COLORADO SPRINGS, Colo. — Key members of the USA Fencing community believe that the organization has made great strides toward increasing awareness of DEIB issues and allowing individuals to show up as their authentic selves — but that we still have a long way to go.
Those were among the many initial findings from the DEIB Pulse Survey, which was open to members last year. A full report will be released later this year.
A majority of referees agreed that DEIB was important to them (88%), that they were aware of incident reporting procedures (75%) and that leaders understand the needs of referees with disabilities (69%).
On the other hand, most referees believe that not all referees are treated fairly, that more DEIB education is needed and that referees need a more defined development path.
You can read the full, 14-page survey snapshot to gain a better understanding of how referees, coaches and officials see USA Fencing at this moment in time.
“It is important to recognize that fencing has formed many unique experiences for our members, and while these results do not represent the views of all referees, coaches and officials, they reveal the nuanced thoughts and perceptions that currently exist in our sport,” the survey authors wrote. “The results of this survey capture both positive and negative viewpoints from within the organization. We recognize that there are many areas of opportunity, and DEIB is a continuous journey that we are committed to embarking on with your continued support.”
The report’s authors included two volunteer members of the Referees’ Commission DEIB Task Force as well as USA Fencing’s senior manager of DEIB:
Emma-Tei Kyono: Emma chairs the RC DEIB Task Force and has refereed at the regional, national and collegiate levels. Outside of fencing, she is a consultant and has done work in nonprofit, DEIB and public bector strategy.

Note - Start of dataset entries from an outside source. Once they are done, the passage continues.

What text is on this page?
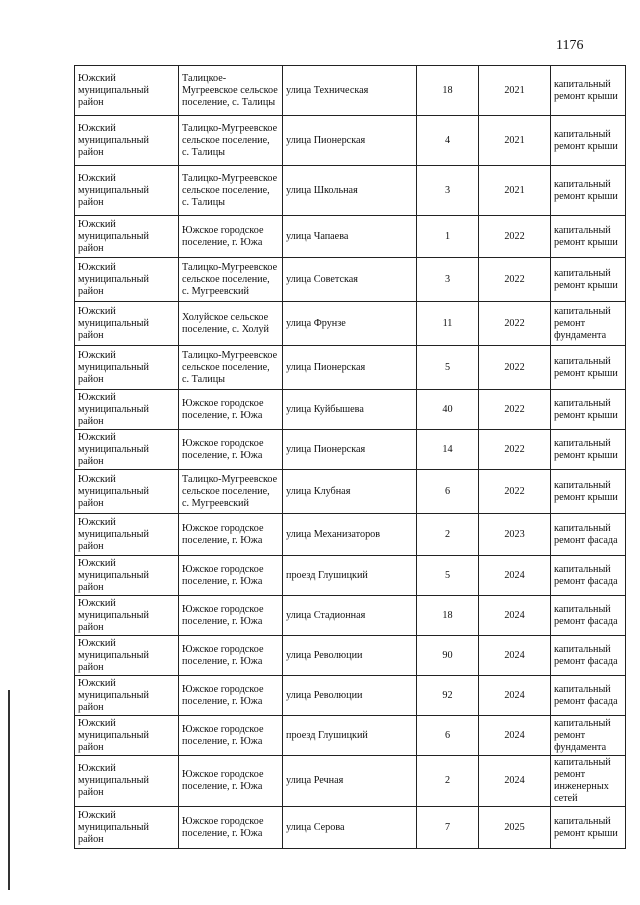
1176
Южский муниципальный район	Талицкое-Мугреевское сельское поселение, с. Талицы	улица Техническая	18	2021	капитальный ремонт крыши
Южский муниципальный район	Талицко-Мугреевское сельское поселение, с. Талицы	улица Пионерская	4	2021	капитальный ремонт крыши
Южский муниципальный район	Талицко-Мугреевское сельское поселение, с. Талицы	улица Школьная	3	2021	капитальный ремонт крыши
Южский муниципальный район	Южское городское поселение, г. Южа	улица Чапаева	1	2022	капитальный ремонт крыши
Южский муниципальный район	Талицко-Мугреевское сельское поселение, с. Мугреевский	улица Советская	3	2022	капитальный ремонт крыши
Южский муниципальный район	Холуйское сельское поселение, с. Холуй	улица Фрунзе	11	2022	капитальный ремонт фундамента
Южский муниципальный район	Талицко-Мугреевское сельское поселение, с. Талицы	улица Пионерская	5	2022	капитальный ремонт крыши
Южский муниципальный район	Южское городское поселение, г. Южа	улица Куйбышева	40	2022	капитальный ремонт крыши
Южский муниципальный район	Южское городское поселение, г. Южа	улица Пионерская	14	2022	капитальный ремонт крыши
Южский муниципальный район	Талицко-Мугреевское сельское поселение, с. Мугреевский	улица Клубная	6	2022	капитальный ремонт крыши
Южский муниципальный район	Южское городское поселение, г. Южа	улица Механизаторов	2	2023	капитальный ремонт фасада
Южский муниципальный район	Южское городское поселение, г. Южа	проезд Глушицкий	5	2024	капитальный ремонт фасада
Южский муниципальный район	Южское городское поселение, г. Южа	улица Стадионная	18	2024	капитальный ремонт фасада
Южский муниципальный район	Южское городское поселение, г. Южа	улица Революции	90	2024	капитальный ремонт фасада
Южский муниципальный район	Южское городское поселение, г. Южа	улица Революции	92	2024	капитальный ремонт фасада
Южский муниципальный район	Южское городское поселение, г. Южа	проезд Глушицкий	6	2024	капитальный ремонт фундамента
Южский муниципальный район	Южское городское поселение, г. Южа	улица Речная	2	2024	капитальный ремонт инженерных сетей
Южский муниципальный район	Южское городское поселение, г. Южа	улица Серова	7	2025	капитальный ремонт крыши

Annamaria McGill Lu: Annamaria is a member of the RC DEIB Task Force and a fencing coach. She earned her master’s in industrial organizational psychology, focusing on aspects of the field such as organizational development, diversity, teamwor, and motivation.
Shannon Jolly: Shannon joined USA Fencing in May 2022 as the organization’s first senior manager for diversity, equity, inclusion and belonging. In this role, Shannon leads USA Fencing's DEIB initiatives and works closely with the DEIB committee to ensure the organization promotes a safe environment for everyone to enjoy the sport of fencing.